Ascensão como ausência

Ascensão como ausência:

Viver o sentido da comunidade.

 Reflexão: Mc 16,15-20 – Tempo Pascal– Ano B (20-05-2012)

  DISPOSIÇÃO 1. – “A celebração da Ascensão convida-nos a voltar os olhos para o mundo em que vivemos. É nela que se constrói, paciente e humildemente, no amor, o corpo cuja cabeça é Cristo. Porque o Senhor não abandonou os Seus. Pelo contrário, está tanto mais presente no meio dos Seus quanto já não sujeito às limitações da condição humana, que restringia a Sua acção no tempo e no espaço.

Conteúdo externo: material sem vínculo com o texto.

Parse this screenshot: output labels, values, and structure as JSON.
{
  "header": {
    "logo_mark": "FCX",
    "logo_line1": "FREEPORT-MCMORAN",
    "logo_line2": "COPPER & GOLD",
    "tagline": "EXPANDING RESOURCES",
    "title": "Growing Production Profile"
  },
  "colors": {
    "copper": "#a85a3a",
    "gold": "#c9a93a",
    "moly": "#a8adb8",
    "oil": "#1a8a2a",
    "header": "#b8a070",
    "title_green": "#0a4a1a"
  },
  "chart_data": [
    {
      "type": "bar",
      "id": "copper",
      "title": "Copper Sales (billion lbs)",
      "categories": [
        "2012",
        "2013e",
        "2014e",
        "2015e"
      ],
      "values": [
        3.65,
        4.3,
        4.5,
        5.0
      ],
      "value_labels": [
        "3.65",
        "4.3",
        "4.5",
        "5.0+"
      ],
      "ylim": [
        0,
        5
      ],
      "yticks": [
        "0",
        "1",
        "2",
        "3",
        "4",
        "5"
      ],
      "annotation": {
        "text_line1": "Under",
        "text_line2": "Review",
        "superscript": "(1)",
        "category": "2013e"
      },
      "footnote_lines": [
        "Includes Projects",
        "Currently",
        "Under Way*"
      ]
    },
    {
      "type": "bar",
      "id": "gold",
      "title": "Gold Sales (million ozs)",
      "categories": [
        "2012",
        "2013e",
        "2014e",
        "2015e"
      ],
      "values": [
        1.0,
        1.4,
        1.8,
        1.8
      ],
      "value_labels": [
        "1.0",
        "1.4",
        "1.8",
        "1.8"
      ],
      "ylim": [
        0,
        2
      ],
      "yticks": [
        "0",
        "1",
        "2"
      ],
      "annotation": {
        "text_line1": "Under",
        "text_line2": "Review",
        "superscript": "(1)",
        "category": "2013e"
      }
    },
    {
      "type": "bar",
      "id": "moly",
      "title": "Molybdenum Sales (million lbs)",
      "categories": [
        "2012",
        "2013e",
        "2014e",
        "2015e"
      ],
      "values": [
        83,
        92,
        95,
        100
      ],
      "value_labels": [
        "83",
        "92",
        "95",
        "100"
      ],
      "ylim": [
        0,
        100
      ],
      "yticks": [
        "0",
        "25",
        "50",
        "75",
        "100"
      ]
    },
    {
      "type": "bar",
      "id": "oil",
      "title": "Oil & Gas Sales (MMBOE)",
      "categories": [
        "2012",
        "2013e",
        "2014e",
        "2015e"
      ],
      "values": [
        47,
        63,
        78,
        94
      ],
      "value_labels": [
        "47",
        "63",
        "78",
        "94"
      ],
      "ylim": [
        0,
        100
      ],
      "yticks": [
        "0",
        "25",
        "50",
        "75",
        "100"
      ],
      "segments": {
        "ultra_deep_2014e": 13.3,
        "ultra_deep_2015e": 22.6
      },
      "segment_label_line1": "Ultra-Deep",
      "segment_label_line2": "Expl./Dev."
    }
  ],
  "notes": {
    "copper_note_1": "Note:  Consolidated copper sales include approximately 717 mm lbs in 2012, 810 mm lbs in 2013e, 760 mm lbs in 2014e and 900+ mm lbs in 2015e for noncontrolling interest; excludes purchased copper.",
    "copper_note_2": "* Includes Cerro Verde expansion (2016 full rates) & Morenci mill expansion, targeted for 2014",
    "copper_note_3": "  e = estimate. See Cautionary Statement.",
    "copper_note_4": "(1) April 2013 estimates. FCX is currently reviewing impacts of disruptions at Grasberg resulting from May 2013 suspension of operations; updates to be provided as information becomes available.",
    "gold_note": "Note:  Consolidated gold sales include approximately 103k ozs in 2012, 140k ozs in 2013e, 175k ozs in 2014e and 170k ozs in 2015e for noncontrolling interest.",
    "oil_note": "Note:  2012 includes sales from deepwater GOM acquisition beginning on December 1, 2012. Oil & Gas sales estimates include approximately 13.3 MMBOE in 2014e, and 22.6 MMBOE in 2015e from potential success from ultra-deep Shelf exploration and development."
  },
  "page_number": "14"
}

Seguros desta nova presença, os discípulos não têm nada a temer no mundo para onde o Ressuscitado os envia”[1].

DISPOSIÇÃO 2. – “Eles não podiam mais ver!” …aconteceu-me (e sempre acontece…) no último funeral… inicia-se a cerimónia com a urna/caixão fechado, na capela mortuária, e depois junto da sepultura, já no cemitério, – entretanto, o «padre» afasta-se, às vezes retira-se, outras tantas, arrasta-se com uma brevidade lenta – … cumpre-se a «última» despedida: abre-se, novamente, a Urna/Caixão pela última vez… um rosto, muitas histórias num olhar que não mais olha, mas é rosto olhado por todos, um olhar sem reflexo e aí – nesse «» heideggeriano -, do tempo e espaço, em ruptura absoluta, a nossa história grita e chora…, reduz-se a um Silencio dos pequenos gestos e das mudas palavras. O mistério da ascensão é o mistério da ausência[2].

 DISPOSIÇÃO 3. – Ausência dói, como dói a ausência de todos os mortos, de todos os nossos amigos, de todos os nossos modelos…Essa dor pertence à condição humana. A porta está fechada. Mas abre-se outra porta. A memória do futuro inicia-se sem pressa… “porque a Ascensão de Cristo (…) é a nossa esperança”[3]. Daí que “toda a pedagogia da fé cristã deve passar, pois, pelo abandono do egocentrismo religioso, que converte Deus num mero aliado dos próprios desejo e interesse. Particularmente, a catequese deveria também insistir na essencial dimensão histórica da nossa fé, porque na história é possível o encontro com o Deus que se fez história”[4].

Por: Pedro José, Gafanha da Nazaré/Encarnação, 19-05-2012.

Caracteres (esp.incl.): 2146.


[1] FONTE: In Missal Quotidiano, Paulus Editora, 2010, p. 805.

[2] JB Libânio, “Um Outro Olhar”, Volume IV, p. 43.

[3] FONTE: Oração de Colecta, Solenidade Ascensão do Senhor.

[4] MORANO, Carlos Domínguez, Crer depois de Freud, Edições Loyola, São Paulo, Brasil, 2003, p. 130.